Quadrilha usou nome de "Zé Mané" para fraudar a previdência

 

A Polícia Federal realizou a prisão de supostos integrantes de uma quadrilha responsável por uma fraude milionária contra a Previdência Social, resultando em um prejuízo estimado em R$ 64 milhões aos cofres públicos. A ação criminosa envolvia a falsificação de documentos de trabalhadores indígenas na região, acrescentando de 15 a 30 anos de idade aos falsos beneficiários, a fim de desviar os valores destinados aos benefícios.

Um dos casos que chamou a atenção e foi minuciosamente investigado na Operação Sangradouro foi o de um indivíduo identificado pelos documentos como "Zé Mané". Ele teria se apropriado de aproximadamente R$ 40 mil em benefícios por meio desse esquema fraudulento. Além disso, empréstimos consignados eram realizados em nome dos falsos beneficiários. Através da análise biométrica dos indígenas envolvidos na fraude, as autoridades conseguiram constatar que muitos deles possuíam múltiplos registros de identidade, certidões de nascimento e outros documentos.
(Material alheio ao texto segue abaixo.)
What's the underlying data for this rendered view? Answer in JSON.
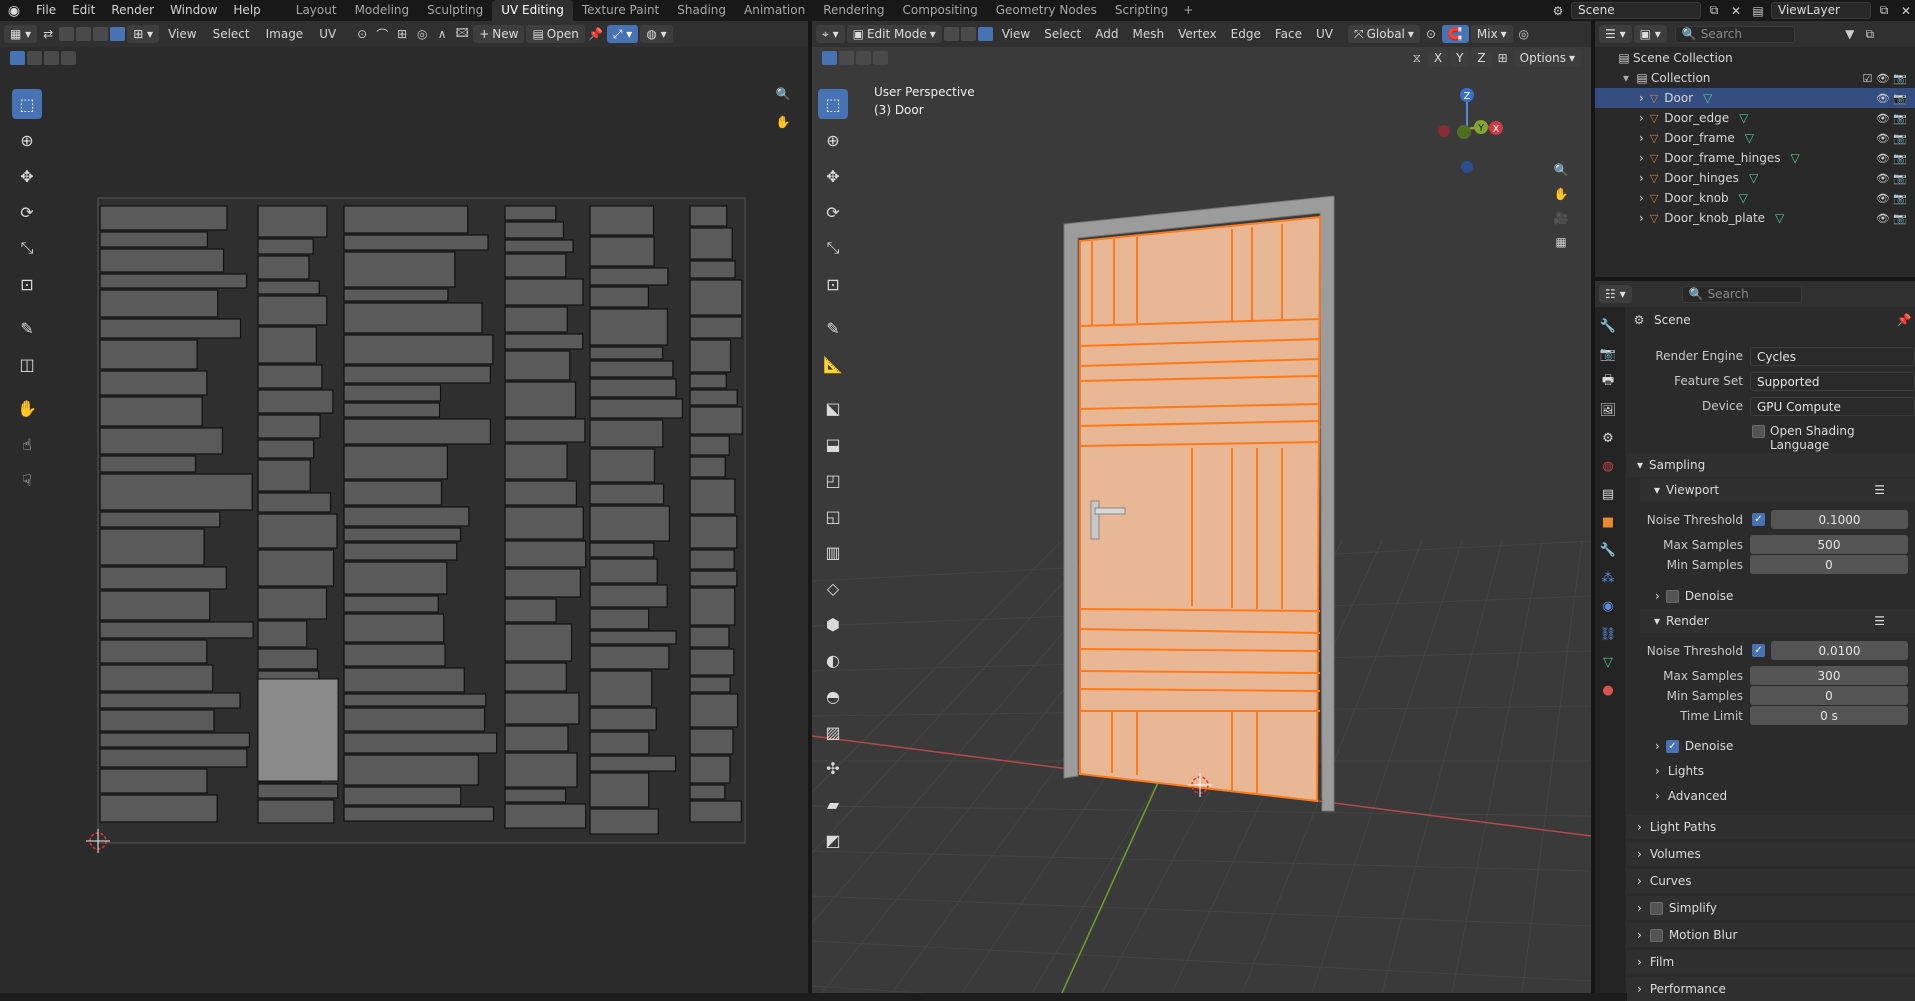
{
  "topbar": {
    "menus": [
      "File",
      "Edit",
      "Render",
      "Window",
      "Help"
    ],
    "workspaces": [
      "Layout",
      "Modeling",
      "Sculpting",
      "UV Editing",
      "Texture Paint",
      "Shading",
      "Animation",
      "Rendering",
      "Compositing",
      "Geometry Nodes",
      "Scripting"
    ],
    "active_workspace": "UV Editing",
    "scene": "Scene",
    "view_layer": "ViewLayer"
  },
  "uv_editor": {
    "menus": [
      "View",
      "Select",
      "Image",
      "UV"
    ],
    "new_label": "New",
    "open_label": "Open"
  },
  "viewport": {
    "mode": "Edit Mode",
    "menus": [
      "View",
      "Select",
      "Add",
      "Mesh",
      "Vertex",
      "Edge",
      "Face",
      "UV"
    ],
    "transform_orientation": "Global",
    "shading": "Mix",
    "options_label": "Options",
    "axes": [
      "X",
      "Y",
      "Z"
    ],
    "overlay_title": "User Perspective",
    "overlay_object": "(3) Door"
  },
  "outliner": {
    "search_placeholder": "Search",
    "scene_collection": "Scene Collection",
    "collection": "Collection",
    "objects": [
      "Door",
      "Door_edge",
      "Door_frame",
      "Door_frame_hinges",
      "Door_hinges",
      "Door_knob",
      "Door_knob_plate"
    ],
    "selected": "Door"
  },
  "properties": {
    "search_placeholder": "Search",
    "context": "Scene",
    "render_engine_label": "Render Engine",
    "render_engine": "Cycles",
    "feature_set_label": "Feature Set",
    "feature_set": "Supported",
    "device_label": "Device",
    "device": "GPU Compute",
    "osl_label": "Open Shading Language",
    "sampling": "Sampling",
    "viewport": "Viewport",
    "noise_threshold_label": "Noise Threshold",
    "vp_noise": "0.1000",
    "max_samples_label": "Max Samples",
    "vp_max": "500",
    "min_samples_label": "Min Samples",
    "vp_min": "0",
    "denoise_label": "Denoise",
    "render": "Render",
    "r_noise": "0.0100",
    "r_max": "300",
    "r_min": "0",
    "time_limit_label": "Time Limit",
    "r_time": "0 s",
    "lights": "Lights",
    "advanced": "Advanced",
    "sections": [
      "Light Paths",
      "Volumes",
      "Curves",
      "Simplify",
      "Motion Blur",
      "Film",
      "Performance"
    ]
  },
  "colors": {
    "accent": "#4772b3",
    "selected_edge": "#ff7a1a",
    "face_fill": "#e8b896",
    "uv_bg": "#5a5a5a"
  }
}
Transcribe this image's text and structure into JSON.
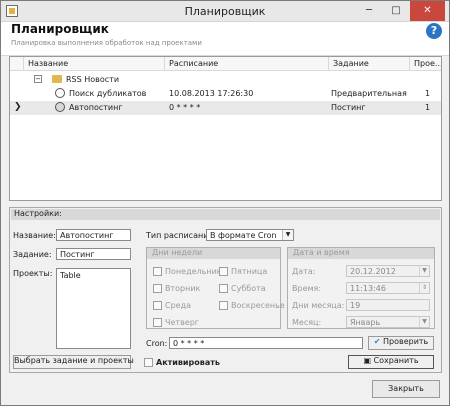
{
  "window": {
    "title": "Планировщик",
    "minimize": "─",
    "maximize": "□",
    "close": "✕"
  },
  "header": {
    "title": "Планировщик",
    "subtitle": "Планировка выполнения обработок над проектами",
    "help_icon": "?"
  },
  "grid": {
    "columns": [
      "Название",
      "Расписание",
      "Задание",
      "Прое..."
    ],
    "rows": [
      {
        "name": "RSS Новости",
        "schedule": "",
        "task": "",
        "project": ""
      },
      {
        "name": "Поиск дубликатов",
        "schedule": "10.08.2013 17:26:30",
        "task": "Предварительная ...",
        "project": "1"
      },
      {
        "name": "Автопостинг",
        "schedule": "0 * * * *",
        "task": "Постинг",
        "project": "1"
      }
    ]
  },
  "settings": {
    "title": "Настройки:",
    "name_label": "Название:",
    "name_value": "Автопостинг",
    "task_label": "Задание:",
    "task_value": "Постинг",
    "projects_label": "Проекты:",
    "projects_value": "Table",
    "schedule_type_label": "Тип расписания:",
    "schedule_type_value": "В формате Cron",
    "weekdays": {
      "title": "Дни недели",
      "days": [
        "Понедельник",
        "Вторник",
        "Среда",
        "Четверг",
        "Пятница",
        "Суббота",
        "Воскресенье"
      ]
    },
    "datetime": {
      "title": "Дата и время",
      "date_label": "Дата:",
      "date_value": "20.12.2012",
      "time_label": "Время:",
      "time_value": "11:13:46",
      "dom_label": "Дни месяца:",
      "dom_value": "19",
      "month_label": "Месяц:",
      "month_value": "Январь"
    },
    "cron_label": "Cron:",
    "cron_value": "0 * * * *",
    "check_button": "Проверить",
    "select_button": "Выбрать задание и проекты",
    "activate_label": "Активировать",
    "save_button": "Сохранить"
  },
  "footer": {
    "close_button": "Закрыть"
  }
}
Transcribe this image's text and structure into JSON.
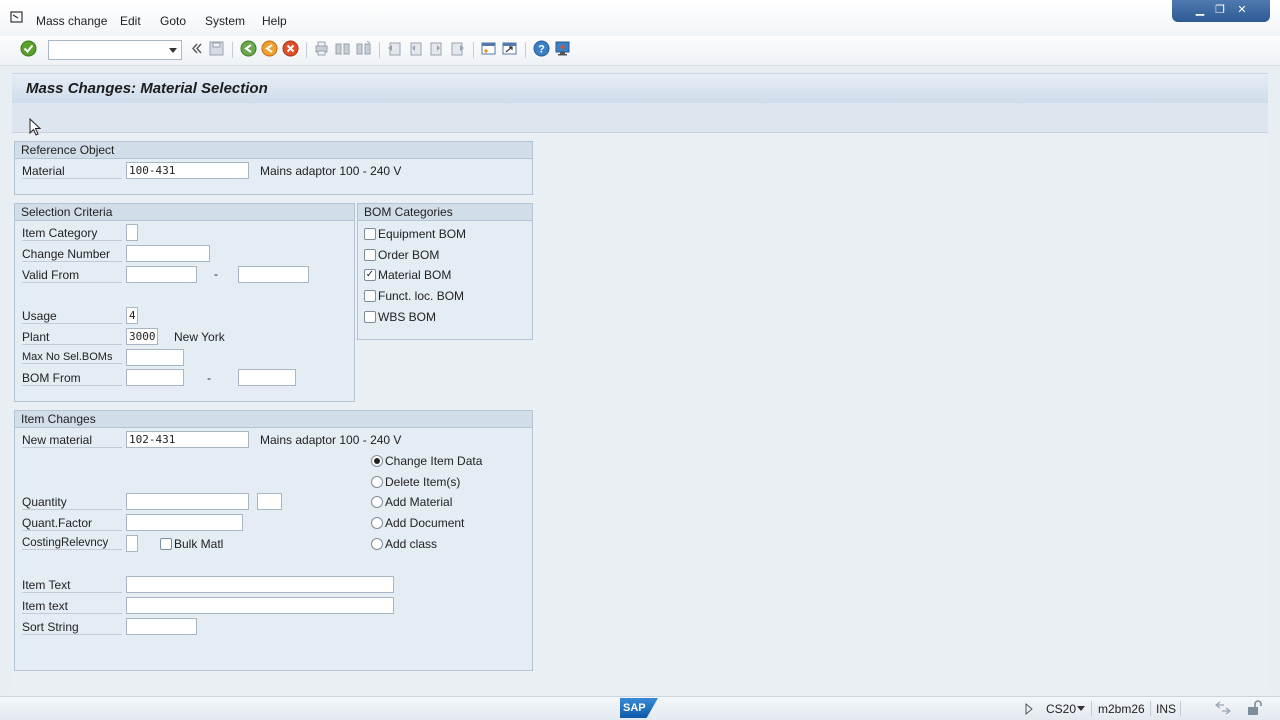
{
  "menubar": {
    "items": [
      "Mass change",
      "Edit",
      "Goto",
      "System",
      "Help"
    ]
  },
  "window_controls": [
    "minimize",
    "restore",
    "close"
  ],
  "toolbar": {
    "command_field_value": "",
    "icons": [
      "enter-icon",
      "back-double-icon",
      "save-icon",
      "back-icon",
      "exit-icon",
      "cancel-icon",
      "print-icon",
      "find-icon",
      "find-next-icon",
      "first-page-icon",
      "previous-page-icon",
      "next-page-icon",
      "last-page-icon",
      "create-session-icon",
      "shortcut-icon",
      "help-icon",
      "customize-layout-icon"
    ]
  },
  "page": {
    "title": "Mass Changes: Material Selection"
  },
  "reference_object": {
    "heading": "Reference Object",
    "material_label": "Material",
    "material_value": "100-431",
    "material_desc": "Mains adaptor 100 - 240 V"
  },
  "selection_criteria": {
    "heading": "Selection Criteria",
    "item_category_label": "Item Category",
    "item_category_value": "",
    "change_number_label": "Change Number",
    "change_number_value": "",
    "valid_from_label": "Valid From",
    "valid_from_value": "",
    "valid_to_value": "",
    "range_dash": "-",
    "usage_label": "Usage",
    "usage_value": "4",
    "plant_label": "Plant",
    "plant_value": "3000",
    "plant_desc": "New York",
    "max_no_label": "Max No Sel.BOMs",
    "max_no_value": "",
    "bom_from_label": "BOM From",
    "bom_from_value": "",
    "bom_to_value": ""
  },
  "bom_categories": {
    "heading": "BOM Categories",
    "options": [
      {
        "label": "Equipment BOM",
        "checked": false
      },
      {
        "label": "Order BOM",
        "checked": false
      },
      {
        "label": "Material BOM",
        "checked": true
      },
      {
        "label": "Funct. loc. BOM",
        "checked": false
      },
      {
        "label": "WBS BOM",
        "checked": false
      }
    ],
    "check_mark": "✓"
  },
  "item_changes": {
    "heading": "Item Changes",
    "new_material_label": "New material",
    "new_material_value": "102-431",
    "new_material_desc": "Mains adaptor 100 - 240 V",
    "quantity_label": "Quantity",
    "quantity_value": "",
    "quantity_unit": "",
    "quant_factor_label": "Quant.Factor",
    "quant_factor_value": "",
    "costing_label": "CostingRelevncy",
    "costing_value": "",
    "bulk_label": "Bulk Matl",
    "bulk_checked": false,
    "item_text_label": "Item Text",
    "item_text_value": "",
    "item_text2_label": "Item text",
    "item_text2_value": "",
    "sort_string_label": "Sort String",
    "sort_string_value": "",
    "actions": [
      {
        "label": "Change Item Data",
        "selected": true
      },
      {
        "label": "Delete Item(s)",
        "selected": false
      },
      {
        "label": "Add Material",
        "selected": false
      },
      {
        "label": "Add Document",
        "selected": false
      },
      {
        "label": "Add class",
        "selected": false
      }
    ]
  },
  "statusbar": {
    "logo": "SAP",
    "transaction": "CS20",
    "server": "m2bm26",
    "mode": "INS"
  }
}
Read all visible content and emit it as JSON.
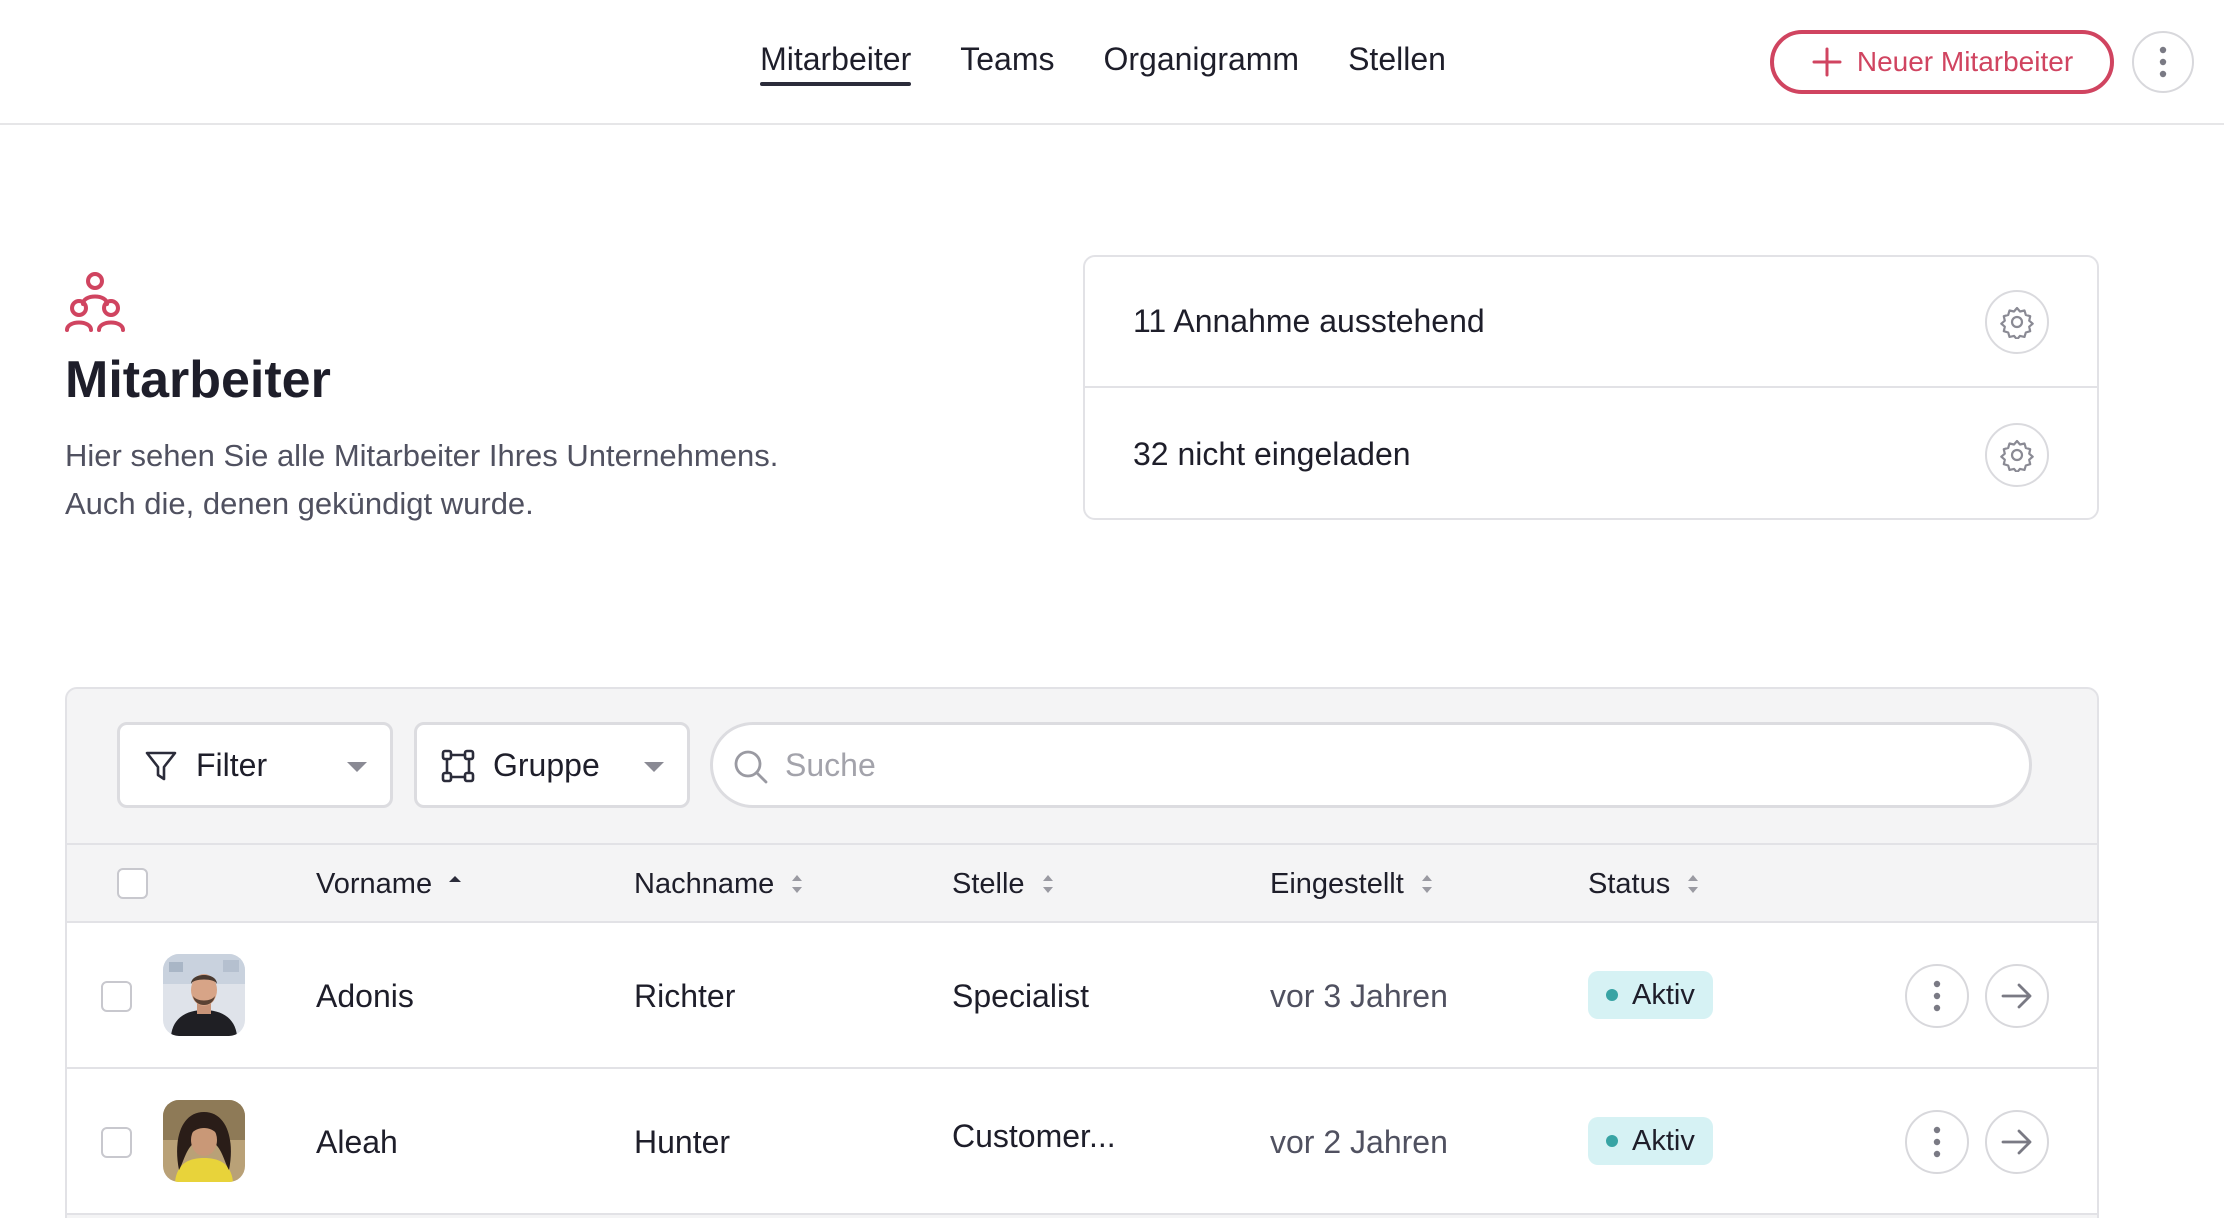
{
  "nav": {
    "tabs": [
      {
        "label": "Mitarbeiter",
        "active": true
      },
      {
        "label": "Teams",
        "active": false
      },
      {
        "label": "Organigramm",
        "active": false
      },
      {
        "label": "Stellen",
        "active": false
      }
    ],
    "new_button_label": "Neuer Mitarbeiter",
    "new_button_icon": "plus-icon",
    "more_icon": "more-vertical-icon"
  },
  "header": {
    "icon": "people-group-icon",
    "title": "Mitarbeiter",
    "description_line1": "Hier sehen Sie alle Mitarbeiter Ihres Unternehmens.",
    "description_line2": "Auch die, denen gekündigt wurde."
  },
  "summary": {
    "items": [
      {
        "text": "11 Annahme ausstehend",
        "icon": "gear-icon"
      },
      {
        "text": "32 nicht eingeladen",
        "icon": "gear-icon"
      }
    ]
  },
  "toolbar": {
    "filter_label": "Filter",
    "filter_icon": "filter-icon",
    "group_label": "Gruppe",
    "group_icon": "group-icon",
    "search_placeholder": "Suche",
    "search_value": ""
  },
  "table": {
    "columns": [
      {
        "label": "Vorname",
        "sort": "asc"
      },
      {
        "label": "Nachname",
        "sort": "none"
      },
      {
        "label": "Stelle",
        "sort": "none"
      },
      {
        "label": "Eingestellt",
        "sort": "none"
      },
      {
        "label": "Status",
        "sort": "none"
      }
    ],
    "rows": [
      {
        "first_name": "Adonis",
        "last_name": "Richter",
        "position": "Specialist",
        "hired": "vor 3 Jahren",
        "status": "Aktiv"
      },
      {
        "first_name": "Aleah",
        "last_name": "Hunter",
        "position": "Customer...",
        "hired": "vor 2 Jahren",
        "status": "Aktiv"
      }
    ]
  },
  "colors": {
    "accent": "#d04460",
    "status_active_bg": "#d6f2f4",
    "status_active_dot": "#38a4a4",
    "panel_bg": "#f4f4f5"
  }
}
Os agentes estão empenhados em investigar se todos os envolvidos tinham conhecimento do esquema criminoso ou se eram utilizados como "laranjas" no processo. Marcos Tserenhimiru, que ocupava temporariamente o cargo de Coordenador Técnico Local da Funai em Primavera do Leste (MT), foi detido por ter assinado os documentos falsos. Eguinalda Guimarães Rodrigues, tabeliã do cartório em Poxoréu (MT), também foi suspensa por 90 dias sob suspeita de envolvimento no esquema. Ambos negam veementemente qualquer participação nas atividades fraudulentas.